Well I have one in a 72 and it's awesome. I have a couple of plants in front of it so you hardly notice it is there. It's all in how you arrange your tank really. Excellent unit. As for if your fish will like it or not, well experiment with different locations, heights durations etc.


----------



## mbraun15 (Feb 23, 2003)

i dont really understand the air tube that comes off of it and how to lower the pressure of the water ebcause i use the yellow things to lower it but i cant even tell it does anything


----------



## marco (Jan 2, 2003)

my aqua clears look stupid on the back of my aquariums. but i keep them anyway


----------



## Neoplasia (Feb 16, 2003)

mbraun15 said:


> i dont really understand the air tube that comes off of it and how to lower the pressure of the water ebcause i use the yellow things to lower it but i cant even tell it does anything


 The air tube lets you inject air bubbles into the water, it helps increase the oxygen levels. There's a stopper that goes on the end of it that you can adjust the amount of air. It's not needed if you just want to push water around or use it as an extra filter, only if you want to add extra oxygen.


----------



## mbraun15 (Feb 23, 2003)

oh ok thanks tahts what i figured i didnt really get it. also how long do u guys leave it on for i read in other forums but i am just wonderin right now anyways. where is yours located i am gonna try and hide it behind a plant and also do u use the quick filter or not if not what do u do so nothing gets sucked up or do u just not worry


----------



## Neoplasia (Feb 16, 2003)

I bought the cage that attaches to the intake which can also hold various types of media. Mine's in the back corner pointing towars the wall to deflect the current and behind plants to hide most of it. I don't use it much right now, but try using it for different lengths and at different times of the day. Eventually you'll figure out what they enjoy the most.


----------



## mbraun15 (Feb 23, 2003)

i am just thinking about getting rid of it


----------



## RhomZilla (Feb 12, 2003)

I have mines in my 125 gal, placed in the middle of the farthest right side of the tank. This, along with a media, goes on and off with the help of a timer so that its not always on or off.

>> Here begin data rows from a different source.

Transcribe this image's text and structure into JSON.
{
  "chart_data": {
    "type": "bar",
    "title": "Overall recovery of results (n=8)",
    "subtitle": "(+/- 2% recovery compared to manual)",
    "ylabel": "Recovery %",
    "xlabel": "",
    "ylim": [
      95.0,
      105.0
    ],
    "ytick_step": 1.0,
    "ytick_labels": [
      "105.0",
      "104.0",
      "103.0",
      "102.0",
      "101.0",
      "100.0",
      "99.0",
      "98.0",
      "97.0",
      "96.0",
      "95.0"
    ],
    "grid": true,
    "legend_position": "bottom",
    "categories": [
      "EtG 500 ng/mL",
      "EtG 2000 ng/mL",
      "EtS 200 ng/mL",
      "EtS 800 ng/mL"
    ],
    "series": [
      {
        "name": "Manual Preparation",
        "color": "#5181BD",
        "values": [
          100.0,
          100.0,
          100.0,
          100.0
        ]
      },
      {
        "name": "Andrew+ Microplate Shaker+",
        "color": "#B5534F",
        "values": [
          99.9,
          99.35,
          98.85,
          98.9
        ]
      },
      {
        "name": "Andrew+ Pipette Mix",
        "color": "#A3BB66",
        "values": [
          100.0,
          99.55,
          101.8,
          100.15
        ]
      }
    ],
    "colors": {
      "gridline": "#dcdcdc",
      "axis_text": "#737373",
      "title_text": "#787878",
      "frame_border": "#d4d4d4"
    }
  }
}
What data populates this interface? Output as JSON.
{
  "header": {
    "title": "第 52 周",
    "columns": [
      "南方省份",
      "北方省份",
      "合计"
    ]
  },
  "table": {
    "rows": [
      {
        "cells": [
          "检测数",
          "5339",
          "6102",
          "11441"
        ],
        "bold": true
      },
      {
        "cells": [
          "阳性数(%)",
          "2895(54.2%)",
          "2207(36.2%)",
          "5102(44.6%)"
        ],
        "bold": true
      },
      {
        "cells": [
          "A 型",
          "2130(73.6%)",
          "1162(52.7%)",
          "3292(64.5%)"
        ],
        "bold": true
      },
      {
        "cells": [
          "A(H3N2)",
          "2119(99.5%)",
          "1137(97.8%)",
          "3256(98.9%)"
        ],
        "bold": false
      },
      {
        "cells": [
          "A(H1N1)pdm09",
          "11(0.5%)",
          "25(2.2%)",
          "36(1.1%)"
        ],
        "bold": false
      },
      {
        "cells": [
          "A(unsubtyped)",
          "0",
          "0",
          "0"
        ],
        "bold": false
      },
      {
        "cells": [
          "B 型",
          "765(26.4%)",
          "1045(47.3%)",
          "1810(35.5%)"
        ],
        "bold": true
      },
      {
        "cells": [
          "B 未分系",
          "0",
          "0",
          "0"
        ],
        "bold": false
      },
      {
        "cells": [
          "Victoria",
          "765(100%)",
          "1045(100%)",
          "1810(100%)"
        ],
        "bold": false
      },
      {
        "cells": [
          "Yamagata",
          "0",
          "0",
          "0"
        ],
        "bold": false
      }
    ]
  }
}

My P's kinda likes the routine. If they dont like it if its on, they swim to the opposite side. Also placing it on the farthest side helps circulate the water better in my opinion. (you can clearly see the flow of water when lights are turned on.. full cycle)


----------



## NIKE (Jan 27, 2003)

i have a 901 and my p's love it they line up like soldiers ready for combat







and when i unplug it they flip me the bird







i would keep it!


----------